The code is like this:
import netCDF4
import glob
from netCDF4 import Dataset
import pandas as pd
import numpy as np
# Record all the years of the netCDF files into a Python list
all_years = []
for file in glob.glob('name_of_the_file.nc'):
print(file)
data = Dataset(file, 'r')
data.variables.keys()
print(data.__dict__)
for file in glob.glob('name_of_the_file.nc'):
print(file)
data = Dataset(file, 'r')
time = data.variables['time']
year = time.units[14:18]
all_years.append(year)
all_years
# Creating an empty Pandas DataFrame covering the whole range of data
year_start = min(all_years)
end_year = max(all_years)
date_range = pd.date_range(start = str(year_start) + '-01-01',
end = str(end_year) + '-12-31',
freq = 'Y')
df = pd.DataFrame(0.0, columns = ['Temperature'], index = date_range)
Now the interesting part of this second python script.
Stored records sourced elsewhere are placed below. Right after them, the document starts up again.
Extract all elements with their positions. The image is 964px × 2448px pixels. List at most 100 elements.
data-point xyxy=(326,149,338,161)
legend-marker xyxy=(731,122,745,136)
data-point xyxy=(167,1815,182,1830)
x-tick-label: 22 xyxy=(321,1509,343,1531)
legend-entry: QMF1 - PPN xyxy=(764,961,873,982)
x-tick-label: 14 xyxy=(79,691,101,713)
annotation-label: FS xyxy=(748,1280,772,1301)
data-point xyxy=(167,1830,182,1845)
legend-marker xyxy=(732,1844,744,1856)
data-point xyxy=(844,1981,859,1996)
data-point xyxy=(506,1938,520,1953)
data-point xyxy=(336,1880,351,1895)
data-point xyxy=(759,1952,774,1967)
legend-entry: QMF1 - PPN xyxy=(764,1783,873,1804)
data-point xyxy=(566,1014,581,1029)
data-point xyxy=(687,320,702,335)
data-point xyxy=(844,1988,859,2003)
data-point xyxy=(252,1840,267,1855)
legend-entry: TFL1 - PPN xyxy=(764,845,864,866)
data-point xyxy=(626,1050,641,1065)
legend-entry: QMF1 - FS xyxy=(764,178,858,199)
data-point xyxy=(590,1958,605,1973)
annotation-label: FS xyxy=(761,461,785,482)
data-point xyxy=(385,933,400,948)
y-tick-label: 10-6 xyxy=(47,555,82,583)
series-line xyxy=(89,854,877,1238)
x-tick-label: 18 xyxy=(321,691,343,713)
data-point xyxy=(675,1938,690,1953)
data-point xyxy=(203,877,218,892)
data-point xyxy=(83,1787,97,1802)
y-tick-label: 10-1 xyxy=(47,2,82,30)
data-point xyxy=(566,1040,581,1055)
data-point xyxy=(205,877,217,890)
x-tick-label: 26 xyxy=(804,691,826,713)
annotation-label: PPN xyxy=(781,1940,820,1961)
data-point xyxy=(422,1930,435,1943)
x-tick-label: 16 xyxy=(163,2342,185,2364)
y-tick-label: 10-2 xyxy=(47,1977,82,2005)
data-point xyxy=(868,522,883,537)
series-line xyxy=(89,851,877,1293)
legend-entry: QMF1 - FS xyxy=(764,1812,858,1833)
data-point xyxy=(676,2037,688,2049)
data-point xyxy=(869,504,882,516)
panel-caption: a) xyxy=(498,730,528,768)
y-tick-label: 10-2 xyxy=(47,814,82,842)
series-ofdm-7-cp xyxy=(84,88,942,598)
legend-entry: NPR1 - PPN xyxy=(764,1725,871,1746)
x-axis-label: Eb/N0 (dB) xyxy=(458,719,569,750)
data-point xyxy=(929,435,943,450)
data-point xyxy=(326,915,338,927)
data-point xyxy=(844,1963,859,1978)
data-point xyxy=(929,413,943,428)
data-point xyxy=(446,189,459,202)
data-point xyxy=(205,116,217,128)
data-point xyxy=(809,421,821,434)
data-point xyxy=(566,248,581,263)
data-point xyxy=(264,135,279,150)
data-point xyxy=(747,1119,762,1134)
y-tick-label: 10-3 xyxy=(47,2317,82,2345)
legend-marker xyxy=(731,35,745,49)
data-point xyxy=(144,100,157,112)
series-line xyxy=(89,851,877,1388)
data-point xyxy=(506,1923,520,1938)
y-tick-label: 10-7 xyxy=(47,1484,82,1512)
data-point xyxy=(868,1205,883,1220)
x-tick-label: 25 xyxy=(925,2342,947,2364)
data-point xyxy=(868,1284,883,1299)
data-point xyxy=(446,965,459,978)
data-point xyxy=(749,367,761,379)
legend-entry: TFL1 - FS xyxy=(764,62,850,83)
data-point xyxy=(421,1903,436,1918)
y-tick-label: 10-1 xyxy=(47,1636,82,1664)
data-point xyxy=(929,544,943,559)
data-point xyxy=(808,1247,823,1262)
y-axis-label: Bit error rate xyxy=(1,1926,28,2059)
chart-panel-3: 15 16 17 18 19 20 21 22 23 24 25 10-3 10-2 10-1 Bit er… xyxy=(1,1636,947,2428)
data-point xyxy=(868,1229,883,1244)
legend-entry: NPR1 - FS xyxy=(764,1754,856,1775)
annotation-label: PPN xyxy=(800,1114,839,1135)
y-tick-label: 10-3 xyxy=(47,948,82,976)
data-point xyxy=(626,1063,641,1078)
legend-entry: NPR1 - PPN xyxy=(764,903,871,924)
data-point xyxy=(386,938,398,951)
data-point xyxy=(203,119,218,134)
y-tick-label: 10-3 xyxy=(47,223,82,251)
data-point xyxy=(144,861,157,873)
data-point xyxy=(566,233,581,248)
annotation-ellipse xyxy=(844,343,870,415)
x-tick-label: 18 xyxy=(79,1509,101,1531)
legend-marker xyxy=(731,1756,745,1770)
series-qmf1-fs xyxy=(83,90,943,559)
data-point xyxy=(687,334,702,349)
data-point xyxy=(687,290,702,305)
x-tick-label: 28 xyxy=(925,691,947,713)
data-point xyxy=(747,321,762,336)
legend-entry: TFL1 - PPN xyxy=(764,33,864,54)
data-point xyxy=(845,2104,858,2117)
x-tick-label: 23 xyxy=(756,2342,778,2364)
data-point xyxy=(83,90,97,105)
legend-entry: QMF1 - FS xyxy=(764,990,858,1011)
Usually NetCDf files cover vast geographical areas (for example Nothern Hemisphere or entire continents), which is not so useful for particular statistical analysis. Let say that the user wants to extract climate data from nc files for particular locations - countries, regions, cities, etc. GeoDelta Lab comes with a very useful approach. It requires a small CSV file, created separately by the user, where three columns are created: Name (name of the region/country/location), Longitude and Latitude.
# Defining the location, lat, lon based on the csv data
cities = pd.read_csv('countries.csv')
cities
all_years
for index, row in cities.iterrows():
location = row['names']
location_latitude = row['lat']
location_longitude = row['long']
# Sorting the all_years python list
all_years.sort()
for yr in all_years:
# Reading-in the data
data = Dataset('prAdjust_tmean_abs_QM-EFAS-Meteo-EUR-11_MPI-M-MPI-ESM-LR_historical_r1i1p1_MPI-CSC-REMO2009-v1_na_1971-2000_grid5km_v1.nc', 'r')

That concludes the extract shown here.